Re: [PATCH 2/2] i2c-dev: Don't block the adapter from unregistering

From: Dmitry Torokhov
Date: Tue Jul 26 2016 - 11:18:11 EST

Hi Jean,

On Tue, Jul 26, 2016 at 12:41 AM, Jean Delvare <jdelvare@xxxxxxx> wrote:
> Hi Viresh,
> On Mon, 25 Jul 2016 15:31:40 -0700, Viresh Kumar wrote:
>> On 25-07-16, 11:39, Jean Delvare wrote:
>> > The problem is that the patch proposed by Viresh has nothing to do with
>> > this. It's not adding notifications, just changing the time frame during
>> > which user-space holds a reference to the i2c (bus) device. The goal as
>> > I understand it is to allow *prepared* hot-unplug (in the form of
>> > "rmmod i2c-bus-device-driver" or sysfs-based offlining?) while
>> Not really. We are concerned about both prepared and Unprepared cases.
>> This *hacky* patch was useful in case of *unprepared* hot-unplug as well.
>> Here is the sequence of events:
>> - open() i2c device from userspace
>> - do some operations on the device read/write/ioctls() ..
>> - Module hot-unplugged (*unprepared*)
>> - Some of the ongoing i2c transactions may just fail, that is fine ..
>> - Kernel detected the interrupt about module removal and tries to
>> cleanup the devices..
>> - Now, kernel can not remove the i2c device, unless user application
>> has closed the file descriptor.
> Well, what is the application doing at that point? What error codes is
> it getting? Should it not close the device node and bail out?

It should. Will it? It is up to the application. It may decide to keep
that file descriptor open forever.

>> And so kernel is waiting in the driver's ->remove() callback forever.
>> Also, there is no way to co-ordinate (in Android) with the
>> Applications using the device.
> Why? Looks like a serious limitation.
> At this point I still don't know what application we are talking about,
> why it has to be in user-space when I2C device drivers are supposed to
> be on the kernel side, nor why they have to keep the i2c device node
> opened all the time.
> Why do you insist on relying on i2c-dev when it is so clearly no
> compatible with your requirements?

If you provide an interface expect it to be used, maybe even in the
ways you did not anticipated. Kernel's (and out task) is to make the
interface behave properly, not police users.

>> They can crash or fail out if they
>> want to, but the kernel shouldn't stop removal of a hardware module in
>> that case.
> If they crash or bail out, that would close the device, so no problem.
> The problem would be if they stay alive and misbehave.
> If the kernel should be completely independent from what user-space is
> doing, this is simply not compatible with reference counting. The whole
> point of counting references is to know when a device is still in use,
> and prevent it from being removed while this is the case.
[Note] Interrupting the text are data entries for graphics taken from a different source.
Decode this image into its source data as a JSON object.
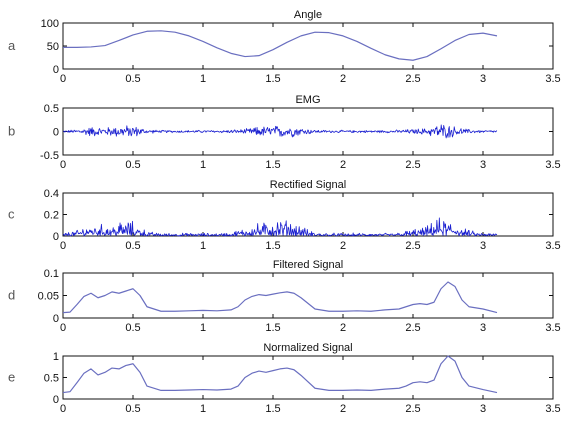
{
  "chart_data": [
    {
      "panel_label": "a",
      "type": "line",
      "title": "Angle",
      "xlim": [
        0,
        3.5
      ],
      "ylim": [
        0,
        100
      ],
      "xticks": [
        "0",
        "0.5",
        "1",
        "1.5",
        "2",
        "2.5",
        "3",
        "3.5"
      ],
      "yticks": [
        "0",
        "50",
        "100"
      ],
      "color": "#6a6fc0",
      "noisy": false,
      "series": [
        {
          "x": [
            0,
            0.1,
            0.2,
            0.3,
            0.4,
            0.5,
            0.6,
            0.7,
            0.8,
            0.9,
            1.0,
            1.1,
            1.2,
            1.3,
            1.4,
            1.5,
            1.6,
            1.7,
            1.8,
            1.9,
            2.0,
            2.1,
            2.2,
            2.3,
            2.4,
            2.5,
            2.6,
            2.7,
            2.8,
            2.9,
            3.0,
            3.1
          ],
          "values": [
            47,
            47,
            48,
            51,
            62,
            74,
            82,
            83,
            80,
            72,
            60,
            46,
            34,
            27,
            29,
            42,
            58,
            72,
            80,
            79,
            72,
            60,
            45,
            31,
            22,
            19,
            27,
            44,
            62,
            75,
            78,
            72
          ]
        }
      ]
    },
    {
      "panel_label": "b",
      "type": "line",
      "title": "EMG",
      "xlim": [
        0,
        3.5
      ],
      "ylim": [
        -0.5,
        0.5
      ],
      "xticks": [
        "0",
        "0.5",
        "1",
        "1.5",
        "2",
        "2.5",
        "3",
        "3.5"
      ],
      "yticks": [
        "-0.5",
        "0",
        "0.5"
      ],
      "color": "#1a1fd0",
      "noisy": true,
      "symmetric": true,
      "series": [
        {
          "x": [
            0,
            0.1,
            0.2,
            0.3,
            0.4,
            0.5,
            0.6,
            0.7,
            0.8,
            0.9,
            1.0,
            1.1,
            1.2,
            1.3,
            1.4,
            1.5,
            1.6,
            1.7,
            1.8,
            1.9,
            2.0,
            2.1,
            2.2,
            2.3,
            2.4,
            2.5,
            2.6,
            2.7,
            2.8,
            2.9,
            3.0,
            3.1
          ],
          "values": [
            0.02,
            0.05,
            0.12,
            0.1,
            0.14,
            0.15,
            0.05,
            0.03,
            0.03,
            0.03,
            0.03,
            0.03,
            0.04,
            0.06,
            0.12,
            0.14,
            0.15,
            0.1,
            0.04,
            0.03,
            0.03,
            0.03,
            0.03,
            0.03,
            0.04,
            0.06,
            0.08,
            0.2,
            0.12,
            0.05,
            0.03,
            0.03
          ]
        }
      ]
    },
    {
      "panel_label": "c",
      "type": "line",
      "title": "Rectified Signal",
      "xlim": [
        0,
        3.5
      ],
      "ylim": [
        0,
        0.4
      ],
      "xticks": [
        "0",
        "0.5",
        "1",
        "1.5",
        "2",
        "2.5",
        "3",
        "3.5"
      ],
      "yticks": [
        "0",
        "0.2",
        "0.4"
      ],
      "color": "#1a1fd0",
      "noisy": true,
      "symmetric": false,
      "series": [
        {
          "x": [
            0,
            0.1,
            0.2,
            0.3,
            0.4,
            0.5,
            0.6,
            0.7,
            0.8,
            0.9,
            1.0,
            1.1,
            1.2,
            1.3,
            1.4,
            1.5,
            1.6,
            1.7,
            1.8,
            1.9,
            2.0,
            2.1,
            2.2,
            2.3,
            2.4,
            2.5,
            2.6,
            2.7,
            2.8,
            2.9,
            3.0,
            3.1
          ],
          "values": [
            0.03,
            0.06,
            0.13,
            0.12,
            0.15,
            0.15,
            0.05,
            0.03,
            0.03,
            0.03,
            0.03,
            0.03,
            0.04,
            0.08,
            0.14,
            0.16,
            0.17,
            0.1,
            0.04,
            0.03,
            0.03,
            0.03,
            0.03,
            0.03,
            0.04,
            0.07,
            0.1,
            0.2,
            0.14,
            0.06,
            0.03,
            0.03
          ]
        }
      ]
    },
    {
      "panel_label": "d",
      "type": "line",
      "title": "Filtered Signal",
      "xlim": [
        0,
        3.5
      ],
      "ylim": [
        0,
        0.1
      ],
      "xticks": [
        "0",
        "0.5",
        "1",
        "1.5",
        "2",
        "2.5",
        "3",
        "3.5"
      ],
      "yticks": [
        "0",
        "0.05",
        "0.1"
      ],
      "color": "#6a6fc0",
      "noisy": false,
      "series": [
        {
          "x": [
            0,
            0.05,
            0.1,
            0.15,
            0.2,
            0.25,
            0.3,
            0.35,
            0.4,
            0.45,
            0.5,
            0.55,
            0.6,
            0.7,
            0.8,
            0.9,
            1.0,
            1.1,
            1.2,
            1.25,
            1.3,
            1.35,
            1.4,
            1.45,
            1.5,
            1.55,
            1.6,
            1.65,
            1.7,
            1.8,
            1.9,
            2.0,
            2.1,
            2.2,
            2.3,
            2.4,
            2.45,
            2.5,
            2.55,
            2.6,
            2.65,
            2.7,
            2.75,
            2.8,
            2.85,
            2.9,
            3.0,
            3.1
          ],
          "values": [
            0.012,
            0.013,
            0.03,
            0.048,
            0.055,
            0.045,
            0.05,
            0.058,
            0.055,
            0.06,
            0.065,
            0.05,
            0.025,
            0.015,
            0.015,
            0.016,
            0.017,
            0.016,
            0.018,
            0.025,
            0.04,
            0.048,
            0.052,
            0.05,
            0.053,
            0.056,
            0.058,
            0.055,
            0.045,
            0.02,
            0.015,
            0.015,
            0.016,
            0.015,
            0.018,
            0.02,
            0.025,
            0.03,
            0.032,
            0.03,
            0.035,
            0.065,
            0.08,
            0.07,
            0.04,
            0.025,
            0.02,
            0.012
          ]
        }
      ]
    },
    {
      "panel_label": "e",
      "type": "line",
      "title": "Normalized Signal",
      "xlim": [
        0,
        3.5
      ],
      "ylim": [
        0,
        1
      ],
      "xticks": [
        "0",
        "0.5",
        "1",
        "1.5",
        "2",
        "2.5",
        "3",
        "3.5"
      ],
      "yticks": [
        "0",
        "0.5",
        "1"
      ],
      "color": "#6a6fc0",
      "noisy": false,
      "series": [
        {
          "x": [
            0,
            0.05,
            0.1,
            0.15,
            0.2,
            0.25,
            0.3,
            0.35,
            0.4,
            0.45,
            0.5,
            0.55,
            0.6,
            0.7,
            0.8,
            0.9,
            1.0,
            1.1,
            1.2,
            1.25,
            1.3,
            1.35,
            1.4,
            1.45,
            1.5,
            1.55,
            1.6,
            1.65,
            1.7,
            1.8,
            1.9,
            2.0,
            2.1,
            2.2,
            2.3,
            2.4,
            2.45,
            2.5,
            2.55,
            2.6,
            2.65,
            2.7,
            2.75,
            2.8,
            2.85,
            2.9,
            3.0,
            3.1
          ],
          "values": [
            0.15,
            0.17,
            0.38,
            0.6,
            0.7,
            0.56,
            0.62,
            0.72,
            0.7,
            0.78,
            0.82,
            0.62,
            0.3,
            0.2,
            0.2,
            0.21,
            0.22,
            0.21,
            0.23,
            0.3,
            0.5,
            0.6,
            0.65,
            0.62,
            0.66,
            0.7,
            0.72,
            0.68,
            0.55,
            0.25,
            0.2,
            0.2,
            0.21,
            0.2,
            0.23,
            0.25,
            0.3,
            0.38,
            0.4,
            0.38,
            0.44,
            0.82,
            1.0,
            0.88,
            0.5,
            0.3,
            0.22,
            0.15
          ]
        }
      ]
    }
  ]
}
If you say
> that devices can be removed at any time and this is OK, then you should
> not be counting references at all, this is pointless. But I doubt the
> i2c code is currently ready for this.

There are multitude of reference counts, all counting different
things, not one refcount for the entire thing. You have refcount for
the file object, you have memory refcounts, you have device object
refcounts. And note that device and driver bond is not refcounted at
all. It is supposed to be allowed to be broken at [pretty much] any
moment. You just need to be careful when doing so ;)
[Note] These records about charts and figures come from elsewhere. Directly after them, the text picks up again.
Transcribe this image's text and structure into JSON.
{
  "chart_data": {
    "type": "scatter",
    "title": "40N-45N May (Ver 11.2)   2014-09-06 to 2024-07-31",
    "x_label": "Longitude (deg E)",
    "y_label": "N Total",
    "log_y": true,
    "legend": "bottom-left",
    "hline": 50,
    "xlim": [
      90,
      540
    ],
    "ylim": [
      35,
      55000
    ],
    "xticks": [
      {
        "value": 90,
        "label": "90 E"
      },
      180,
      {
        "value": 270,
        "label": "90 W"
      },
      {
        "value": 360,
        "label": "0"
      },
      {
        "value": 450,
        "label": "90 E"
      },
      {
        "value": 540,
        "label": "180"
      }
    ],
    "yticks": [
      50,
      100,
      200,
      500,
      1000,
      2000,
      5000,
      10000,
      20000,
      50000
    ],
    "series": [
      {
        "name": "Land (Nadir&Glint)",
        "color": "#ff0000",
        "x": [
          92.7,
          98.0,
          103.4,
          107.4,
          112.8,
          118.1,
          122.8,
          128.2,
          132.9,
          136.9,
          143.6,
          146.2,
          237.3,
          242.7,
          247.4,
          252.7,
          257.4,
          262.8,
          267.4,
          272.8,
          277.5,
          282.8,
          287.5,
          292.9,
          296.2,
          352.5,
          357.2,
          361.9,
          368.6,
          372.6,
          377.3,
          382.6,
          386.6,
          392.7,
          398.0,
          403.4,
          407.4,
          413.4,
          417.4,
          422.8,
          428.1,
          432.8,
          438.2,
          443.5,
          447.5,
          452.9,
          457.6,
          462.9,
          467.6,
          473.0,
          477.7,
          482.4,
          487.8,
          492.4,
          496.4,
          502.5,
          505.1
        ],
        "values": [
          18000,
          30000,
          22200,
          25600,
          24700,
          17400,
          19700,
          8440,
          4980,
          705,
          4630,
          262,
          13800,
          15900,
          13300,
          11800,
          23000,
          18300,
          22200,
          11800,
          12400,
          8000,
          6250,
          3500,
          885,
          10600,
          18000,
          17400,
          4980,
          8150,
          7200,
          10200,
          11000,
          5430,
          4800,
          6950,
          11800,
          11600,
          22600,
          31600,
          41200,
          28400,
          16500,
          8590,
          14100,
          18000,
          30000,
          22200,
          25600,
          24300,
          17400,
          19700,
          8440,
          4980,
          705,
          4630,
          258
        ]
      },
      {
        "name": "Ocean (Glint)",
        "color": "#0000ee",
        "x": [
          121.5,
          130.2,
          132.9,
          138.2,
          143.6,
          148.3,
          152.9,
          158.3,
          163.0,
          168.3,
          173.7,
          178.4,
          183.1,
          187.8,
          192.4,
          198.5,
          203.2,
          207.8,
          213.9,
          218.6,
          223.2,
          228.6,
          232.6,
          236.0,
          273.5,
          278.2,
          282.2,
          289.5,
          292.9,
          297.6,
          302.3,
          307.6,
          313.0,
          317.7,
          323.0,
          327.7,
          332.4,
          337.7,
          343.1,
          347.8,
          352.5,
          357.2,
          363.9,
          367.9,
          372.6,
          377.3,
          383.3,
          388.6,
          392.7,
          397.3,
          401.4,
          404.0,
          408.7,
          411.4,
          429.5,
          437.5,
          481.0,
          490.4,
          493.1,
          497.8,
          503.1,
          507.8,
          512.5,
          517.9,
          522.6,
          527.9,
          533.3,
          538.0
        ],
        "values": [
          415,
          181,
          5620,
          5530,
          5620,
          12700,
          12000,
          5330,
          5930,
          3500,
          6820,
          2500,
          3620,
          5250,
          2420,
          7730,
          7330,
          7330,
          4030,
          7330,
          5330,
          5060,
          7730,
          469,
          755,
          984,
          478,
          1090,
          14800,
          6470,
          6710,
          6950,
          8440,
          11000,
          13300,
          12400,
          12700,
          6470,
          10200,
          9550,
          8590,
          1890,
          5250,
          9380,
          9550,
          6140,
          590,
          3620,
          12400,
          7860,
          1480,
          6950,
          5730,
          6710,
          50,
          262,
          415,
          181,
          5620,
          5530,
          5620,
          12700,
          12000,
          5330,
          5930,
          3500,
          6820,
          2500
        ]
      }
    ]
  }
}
>> > user-space processes have i2c device nodes open. Unprepared hot-unplug
>> > will still go wrong exactly as it goes now.
>> > My point is that prepared hot-unplug can already be achieved today
>> > without any patch.
>> Yeah, if we have the option of stopping the applications before the
>> device is gone.
>> > Or possibly improved by adding a notification
>> > mechanism. But not by changing the reference holding design.
>> >
>> > Not only the proposed patch does not help and degrades the performance,
>> > but it breaks assumptions. For example, it would allow an application
>> > to open an i2c bus, then you remove its driver and load another i2c bus
>> > driver, which gets the same bus number, and now the application writes
>> > to a completely different I2C bus segment. The current reference model
>> > prevents that, on purpose.
>> >
>> > So, again, nack from me.
>> Yeah, the patch wasn't great and I knew it from the beginning. But we
>> are looking for a solution that can be accepted and so need advice
>> from you guys :)
> I have no idea, sorry. Hopefully Greg or Wolfram know more? Check what
> other subsystems are doing?

One option is to, upon device removal, to mark it as "dead" to allow
accesses through i2c-dev to return error, release all hardware
resources, but keep the object in memory in zombie state, waiting for
the last user to drop the reference. Once that happens (maybe years
later) you finally can release last bits of memory. You can check how
we do that for input_dev/evdev pair.